DO THE RIGHT THING (1987)
a retrospective by Justin Siegel
© Justin Siegel
The 1980s, for me anyway, were a surprisingly splendid time in the world of film. The competition for the best film of the decade is an especially heated one: BLUE VELVET, David Lynch's searing, gut-wrenching "comedy" about the depravity that lurks in the house next door was one choice. Scorsese's RAGING BULL was another. BULL's power is somewhat muddied by the incredible critical response it recieved (I mean come on, is there one critic in America that _didn't_ call it the best film of the decade?). An "offbeat" choice that I could hardly disagree with is LESS THAN ZERO, a bleak, nihilistic portait of rich drug-addicts, that includes the best performance of the decade, by Robert Downey JR. Spike Lee's ultra-controversial DO THE RIGHT THING has my vote as best film. It seemed to capture a hot-ass Bed-Stuy day better than any movie could've, and its portrait of racial tensions between blacks and Italians was one of cultured thoughtfulness (the illiteracy of Pino, for example, which was never actually discussed, but easy to pick up by a careful watcher).

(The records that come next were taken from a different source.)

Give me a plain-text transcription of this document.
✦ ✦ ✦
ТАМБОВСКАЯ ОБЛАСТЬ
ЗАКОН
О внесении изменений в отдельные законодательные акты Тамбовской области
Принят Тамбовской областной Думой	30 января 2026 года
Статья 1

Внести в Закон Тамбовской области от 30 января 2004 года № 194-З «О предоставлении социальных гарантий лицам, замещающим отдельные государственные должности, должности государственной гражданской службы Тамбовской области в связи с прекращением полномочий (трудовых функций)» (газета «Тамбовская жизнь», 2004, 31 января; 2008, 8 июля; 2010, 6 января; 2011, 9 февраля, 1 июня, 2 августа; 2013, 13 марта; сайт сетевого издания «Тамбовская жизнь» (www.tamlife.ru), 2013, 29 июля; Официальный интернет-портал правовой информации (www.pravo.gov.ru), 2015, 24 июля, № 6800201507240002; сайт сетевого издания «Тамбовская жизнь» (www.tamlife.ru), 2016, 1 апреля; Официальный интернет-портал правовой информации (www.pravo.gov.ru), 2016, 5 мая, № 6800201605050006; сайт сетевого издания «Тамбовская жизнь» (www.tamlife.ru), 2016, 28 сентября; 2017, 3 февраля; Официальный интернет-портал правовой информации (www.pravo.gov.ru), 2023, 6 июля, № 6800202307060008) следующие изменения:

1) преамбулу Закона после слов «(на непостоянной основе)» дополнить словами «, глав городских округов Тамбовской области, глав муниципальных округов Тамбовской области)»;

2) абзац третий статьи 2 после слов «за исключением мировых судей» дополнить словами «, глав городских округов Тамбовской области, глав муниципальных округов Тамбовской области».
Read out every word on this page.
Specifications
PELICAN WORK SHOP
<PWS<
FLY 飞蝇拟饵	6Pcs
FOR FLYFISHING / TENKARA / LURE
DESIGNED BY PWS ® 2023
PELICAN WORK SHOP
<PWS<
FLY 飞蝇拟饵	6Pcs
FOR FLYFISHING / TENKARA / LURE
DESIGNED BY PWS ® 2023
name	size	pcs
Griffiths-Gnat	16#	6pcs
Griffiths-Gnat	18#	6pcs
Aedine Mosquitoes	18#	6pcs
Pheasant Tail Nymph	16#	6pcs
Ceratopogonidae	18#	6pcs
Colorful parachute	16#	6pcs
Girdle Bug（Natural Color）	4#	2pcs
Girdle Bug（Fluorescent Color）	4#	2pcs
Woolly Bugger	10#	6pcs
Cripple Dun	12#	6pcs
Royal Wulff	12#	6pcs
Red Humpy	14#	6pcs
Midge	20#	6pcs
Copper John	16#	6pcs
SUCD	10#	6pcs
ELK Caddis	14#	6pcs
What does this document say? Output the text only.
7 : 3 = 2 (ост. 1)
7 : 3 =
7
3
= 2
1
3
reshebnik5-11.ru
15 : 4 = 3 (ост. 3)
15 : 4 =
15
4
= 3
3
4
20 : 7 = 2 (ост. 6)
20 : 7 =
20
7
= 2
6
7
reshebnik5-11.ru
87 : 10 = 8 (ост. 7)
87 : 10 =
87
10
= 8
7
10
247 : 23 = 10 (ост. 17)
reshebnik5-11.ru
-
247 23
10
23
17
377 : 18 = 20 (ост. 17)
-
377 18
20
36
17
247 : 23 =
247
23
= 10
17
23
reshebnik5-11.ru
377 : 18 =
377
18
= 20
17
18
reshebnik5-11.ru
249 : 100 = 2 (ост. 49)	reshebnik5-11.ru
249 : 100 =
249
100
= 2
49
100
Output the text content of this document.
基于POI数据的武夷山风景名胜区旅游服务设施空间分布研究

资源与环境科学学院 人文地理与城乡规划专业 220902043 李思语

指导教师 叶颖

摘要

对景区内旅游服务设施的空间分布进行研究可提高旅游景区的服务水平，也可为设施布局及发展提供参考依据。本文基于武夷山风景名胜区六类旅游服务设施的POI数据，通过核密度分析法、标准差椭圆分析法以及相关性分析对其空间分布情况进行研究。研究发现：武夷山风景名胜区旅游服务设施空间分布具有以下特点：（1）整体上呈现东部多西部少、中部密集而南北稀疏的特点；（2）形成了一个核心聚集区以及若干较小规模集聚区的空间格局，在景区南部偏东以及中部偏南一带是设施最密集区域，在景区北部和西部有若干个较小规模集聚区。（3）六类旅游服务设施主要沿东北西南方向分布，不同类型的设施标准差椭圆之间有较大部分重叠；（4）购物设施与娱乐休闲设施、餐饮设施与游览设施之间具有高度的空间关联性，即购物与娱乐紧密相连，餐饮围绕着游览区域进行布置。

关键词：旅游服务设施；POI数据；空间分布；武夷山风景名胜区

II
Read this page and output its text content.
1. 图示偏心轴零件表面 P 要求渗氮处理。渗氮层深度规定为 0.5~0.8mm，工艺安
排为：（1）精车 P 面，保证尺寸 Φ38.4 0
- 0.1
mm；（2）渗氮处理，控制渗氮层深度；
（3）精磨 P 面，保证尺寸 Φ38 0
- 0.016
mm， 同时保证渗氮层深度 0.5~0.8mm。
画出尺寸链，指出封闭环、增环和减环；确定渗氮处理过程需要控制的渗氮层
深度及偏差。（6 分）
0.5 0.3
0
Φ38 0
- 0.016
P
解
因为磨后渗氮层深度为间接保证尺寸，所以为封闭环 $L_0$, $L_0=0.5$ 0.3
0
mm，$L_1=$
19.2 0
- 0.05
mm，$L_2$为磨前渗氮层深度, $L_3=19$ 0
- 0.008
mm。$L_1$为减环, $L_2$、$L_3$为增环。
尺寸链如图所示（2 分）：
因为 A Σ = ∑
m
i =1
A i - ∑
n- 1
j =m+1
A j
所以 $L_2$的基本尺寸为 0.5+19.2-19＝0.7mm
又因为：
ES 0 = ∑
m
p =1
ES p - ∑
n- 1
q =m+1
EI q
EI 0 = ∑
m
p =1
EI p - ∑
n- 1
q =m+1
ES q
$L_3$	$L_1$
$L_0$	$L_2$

But the film was the work of a middle-class filmmaker (Lee) playing at being poor. While the film still has undeniably power, it never fully made me believe in Lee's comprehension of the lifestyle he was covering. Would a working-class twentysomething Brooklynite _really_ start a riot over "brothers on the wall"? Would another working-class twentysomething Brooklynite nearly kill an old man for breaking his radio?
Which brings me to another point. Mookie threw a trashcan though Sal's window because the police killed Radio Raheem. SAL lost his entire business -- his life -- because two asshole police officers killed a man in red hot rage. Lee has said that he pulled the film away from Paramount (to MCA) becasue the studio wanted it to end with "Mookie and Sal huging and singing 'We Are the World.'" That statement made me think: I felt angered by the ending of DO THE RIGHT THING, no only at the black rioters, but with the racist store-owners, Pino especially. Had the film ended as Paramount suggested, though, I would've felt gypped. The mark of a good film is that it can leave a bad taste in your mouth, but you'll watch it again in a second. DO THE RIGHT THING is one of those films.
While not a perfect film, it is as close as American film has come in the past 10 years. Spike Lee has yet to make a film better than DTRT, and I highly doubt he ever will.
Favorite Quote:
MOOKIE: You da man. BUGGIN OUT: You da man. MOOKIE: No you da man. BUGGIN OUT: No you da man. MOOKIE: No you da man. BUGGIN OUT: No I'm just a struggling black man tryin' to keep his dick hard in a cruel and harsh world.... whassup with the white boy?